Though Gehry is often referred to as a “starchitect”, Gehry has repeatedly expressed his disdain for the term, insisting instead that he is only an architect. Steve Sample, President of the University of Southern California, told Gehry that “…After George Lucas, you are our most prominent graduate”.
In 2006, Academy Award-winning filmmaker Sydney Pollack made a documentary about Gehry’s work called Sketches of Frank Gehry. The film, which followed Gehry over the course of five years and painted a positive portrait of his character, was well-received critically.
Exhibition design
In 1991/92, Gehry designed the installation of the landmark exhibition “Degenerate Art: The Fate of the Avant-Garde in Nazi Germany”, which opened at the Los Angeles County Museum of Art and traveled to the Art Institute of Chicago, the Smithsonian Institution in Washington and the Altes Museum in Berlin.
In 2014, Gehry was asked to design an exhibition on the work of Alexander Calder at the Los Angeles County Museum of Art’s Resnick Pavilion, again invited by the museum’s curator Stephanie Barron.
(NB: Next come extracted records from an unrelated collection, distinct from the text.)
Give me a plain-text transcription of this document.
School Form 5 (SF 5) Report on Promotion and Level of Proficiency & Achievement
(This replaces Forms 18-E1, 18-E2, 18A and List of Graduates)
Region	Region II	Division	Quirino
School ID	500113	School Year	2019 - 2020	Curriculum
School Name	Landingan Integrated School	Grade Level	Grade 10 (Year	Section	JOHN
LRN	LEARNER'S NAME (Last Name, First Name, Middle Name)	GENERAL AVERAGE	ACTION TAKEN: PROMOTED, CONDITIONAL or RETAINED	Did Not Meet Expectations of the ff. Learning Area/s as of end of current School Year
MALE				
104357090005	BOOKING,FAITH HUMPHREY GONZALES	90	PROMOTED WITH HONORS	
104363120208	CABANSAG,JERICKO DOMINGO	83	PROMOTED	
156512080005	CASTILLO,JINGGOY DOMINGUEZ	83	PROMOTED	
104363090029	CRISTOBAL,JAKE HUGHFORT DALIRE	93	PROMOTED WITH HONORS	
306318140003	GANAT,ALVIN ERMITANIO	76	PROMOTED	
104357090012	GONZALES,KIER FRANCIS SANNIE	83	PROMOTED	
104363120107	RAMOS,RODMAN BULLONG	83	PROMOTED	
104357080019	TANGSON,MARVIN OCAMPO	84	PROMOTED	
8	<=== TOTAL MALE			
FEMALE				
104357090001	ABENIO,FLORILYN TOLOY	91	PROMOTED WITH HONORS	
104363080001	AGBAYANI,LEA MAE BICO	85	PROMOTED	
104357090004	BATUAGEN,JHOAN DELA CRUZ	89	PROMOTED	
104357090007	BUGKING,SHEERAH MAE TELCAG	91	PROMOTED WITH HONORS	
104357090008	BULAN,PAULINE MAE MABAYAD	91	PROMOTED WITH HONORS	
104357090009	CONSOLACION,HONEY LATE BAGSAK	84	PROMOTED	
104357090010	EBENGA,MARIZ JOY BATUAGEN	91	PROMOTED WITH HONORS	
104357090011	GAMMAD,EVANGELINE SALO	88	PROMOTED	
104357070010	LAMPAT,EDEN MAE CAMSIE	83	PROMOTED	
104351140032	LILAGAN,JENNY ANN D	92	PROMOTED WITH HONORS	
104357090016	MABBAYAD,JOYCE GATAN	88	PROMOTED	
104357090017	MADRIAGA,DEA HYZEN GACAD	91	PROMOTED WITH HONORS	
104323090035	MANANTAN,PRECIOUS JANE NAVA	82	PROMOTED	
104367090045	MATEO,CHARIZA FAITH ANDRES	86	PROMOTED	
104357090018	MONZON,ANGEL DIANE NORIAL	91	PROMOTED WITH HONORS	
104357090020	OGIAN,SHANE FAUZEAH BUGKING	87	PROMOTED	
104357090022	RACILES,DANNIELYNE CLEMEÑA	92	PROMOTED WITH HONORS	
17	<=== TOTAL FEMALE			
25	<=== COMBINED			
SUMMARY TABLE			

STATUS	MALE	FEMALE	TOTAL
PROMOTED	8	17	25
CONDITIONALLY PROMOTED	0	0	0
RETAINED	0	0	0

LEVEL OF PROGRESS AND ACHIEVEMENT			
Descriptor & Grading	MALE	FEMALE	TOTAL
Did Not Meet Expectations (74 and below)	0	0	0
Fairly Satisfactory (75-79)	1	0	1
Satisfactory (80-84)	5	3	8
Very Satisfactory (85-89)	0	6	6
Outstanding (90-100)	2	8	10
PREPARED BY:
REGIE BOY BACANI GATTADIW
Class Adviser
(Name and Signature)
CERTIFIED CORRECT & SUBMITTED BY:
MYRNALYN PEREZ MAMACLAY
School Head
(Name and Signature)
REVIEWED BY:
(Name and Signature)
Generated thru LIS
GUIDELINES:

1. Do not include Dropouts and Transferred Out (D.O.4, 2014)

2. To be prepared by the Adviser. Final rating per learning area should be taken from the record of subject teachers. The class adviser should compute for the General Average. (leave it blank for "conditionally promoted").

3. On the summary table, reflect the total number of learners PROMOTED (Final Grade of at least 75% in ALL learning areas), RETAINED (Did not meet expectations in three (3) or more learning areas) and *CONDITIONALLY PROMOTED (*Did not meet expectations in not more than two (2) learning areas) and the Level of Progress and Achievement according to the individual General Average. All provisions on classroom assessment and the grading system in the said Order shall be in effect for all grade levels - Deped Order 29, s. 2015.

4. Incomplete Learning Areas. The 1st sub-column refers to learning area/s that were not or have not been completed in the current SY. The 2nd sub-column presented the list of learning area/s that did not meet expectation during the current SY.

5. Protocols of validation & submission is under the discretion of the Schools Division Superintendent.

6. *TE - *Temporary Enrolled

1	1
The exhibition began on November 24, 2013 and is scheduled to run through July 27, 2014.
In 2014, he also curated an exhibition of photography by his close friend and businessman Peter Arnell that ran from March 5 through April 1 at Milk Studios Gallery in Los Angeles.
Jewelry design
Gehry has previously collaborated with luxury jewelry company Tiffany & Co creating six distinct jewelry collections.
Set Design
In April 2014, it was announced that that Gehry would design a set for an “exploration of the life and career of Pierre Boulez” by the Chicago Symphony Orchestra that November.
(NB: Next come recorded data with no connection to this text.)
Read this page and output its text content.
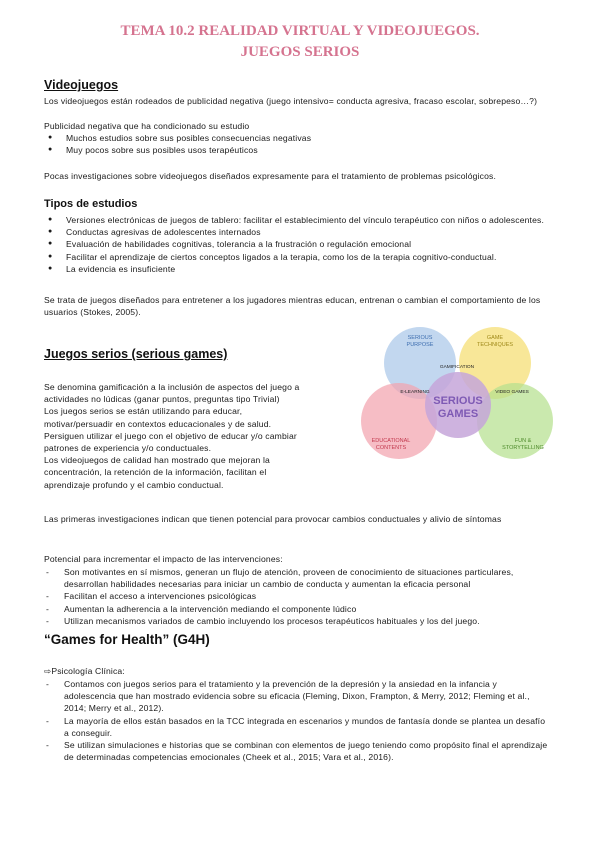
TEMA 10.2 REALIDAD VIRTUAL Y VIDEOJUEGOS.
JUEGOS SERIOS
Videojuegos

Los videojuegos están rodeados de publicidad negativa (juego intensivo= conducta agresiva, fracaso escolar, sobrepeso…?)

Publicidad negativa que ha condicionado su estudio

● Muchos estudios sobre sus posibles consecuencias negativas
● Muy pocos sobre sus posibles usos terapéuticos

Pocas investigaciones sobre videojuegos diseñados expresamente para el tratamiento de problemas psicológicos.

Tipos de estudios
● Versiones electrónicas de juegos de tablero: facilitar el establecimiento del vínculo terapéutico con niños o adolescentes.
● Conductas agresivas de adolescentes internados
● Evaluación de habilidades cognitivas, tolerancia a la frustración o regulación emocional
● Facilitar el aprendizaje de ciertos conceptos ligados a la terapia, como los de la terapia cognitivo-conductual.
● La evidencia es insuficiente

Se trata de juegos diseñados para entretener a los jugadores mientras educan, entrenan o cambian el comportamiento de los usuarios (Stokes, 2005).

Juegos serios (serious games)
Se denomina gamificación a la inclusión de aspectos del juego a
actividades no lúdicas (ganar puntos, preguntas tipo Trivial)
Los juegos serios se están utilizando para educar,
motivar/persuadir en contextos educacionales y de salud.
Persiguen utilizar el juego con el objetivo de educar y/o cambiar
patrones de experiencia y/o conductuales.
Los videojuegos de calidad han mostrado que mejoran la
concentración, la retención de la información, facilitan el
aprendizaje profundo y el cambio conductual.
SERIOUS
PURPOSE
GAME
TECHNIQUES
GAMIFICATION
E-LEARNING	VIDEO GAMES
SERIOUS
GAMES
EDUCATIONAL
CONTENTS
FUN &
STORYTELLING

Las primeras investigaciones indican que tienen potencial para provocar cambios conductuales y alivio de síntomas

Potencial para incrementar el impacto de las intervenciones:

- Son motivantes en sí mismos, generan un flujo de atención, proveen de conocimiento de situaciones particulares, desarrollan habilidades necesarias para iniciar un cambio de conducta y aumentan la eficacia personal
- Facilitan el acceso a intervenciones psicológicas
- Aumentan la adherencia a la intervención mediando el componente lúdico
- Utilizan mecanismos variados de cambio incluyendo los procesos terapéuticos habituales y los del juego.
“Games for Health” (G4H)

⇨Psicología Clínica:

- Contamos con juegos serios para el tratamiento y la prevención de la depresión y la ansiedad en la infancia y adolescencia que han mostrado evidencia sobre su eficacia (Fleming, Dixon, Frampton, & Merry, 2012; Fleming et al., 2014; Merry et al., 2012).
- La mayoría de ellos están basados en la TCC integrada en escenarios y mundos de fantasía donde se plantea un desafío a conseguir.
- Se utilizan simulaciones e historias que se combinan con elementos de juego teniendo como propósito final el aprendizaje de determinadas competencias emocionales (Cheek et al., 2015; Vara et al., 2016).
Furniture and clothing design
In addition to architecture, Gehry has made a line of furniture, jewelry for Tiffany & Co., various household items, sculptures, and even a glass bottle for Wyborowa Vodka. His first line of furniture, produced from 1969 to 1973, was called “Easy Edges”, constructed out of cardboard. Another line of furniture released in the spring of 1992 is “Bentwood Furniture”. Each piece is named after a different hockey term. He was first introduced to making furniture in 1954 while serving in the U.S. Army, where he designed furniture for the enlisted soldiers. Gehry claims that making furniture is his “quick fix”.
In 2009, Gehry designed a hat worn fabricated by Prada and publicly by pop star Lady Gaga, reportedly by using his iPhone. He was asked by fellow artist Francesco Vezzoli to design the headpiece for a performance with dancers from the Bolshoi Ballet at the Museum of Contemporary Art in Los Angeles.
In many of his designs, Gehry is inspired by fish. “It was by accident I got into the fish image”, claimed Gehry. One thing that sparked his interest in fish was the fact that his colleagues are recreating Greek temples. He said, “Three hundred million years before man was fish….if you gotta go back, and you’re insecure about going forward…go back three hundred million years ago. Why are you stopping at the Greeks? So I started drawing fish in my sketchbook, and then I started to realize that there was something in it.” As a result of his fascination, the first Fish Lamps were fabricated between 1984 and 1986. They employed wire armatures molded into fish shapes, onto which shards of plastic laminate ColorCore are individually glued. Since the creation of the first lamp in 1984, the fish has become a recurrent motif in Gehry’s work, most notably in the Fish Sculpture at La Vila Olímpica del Poblenou in Barcelona (1989–92) and Standing Glass Fish for the Minneapolis Sculpture Garden (1986).
Software development
Gehry’s firm was responsible for innovation in architectural software. His firm spun off another firm called Gehry Technologies which developed Digital Project.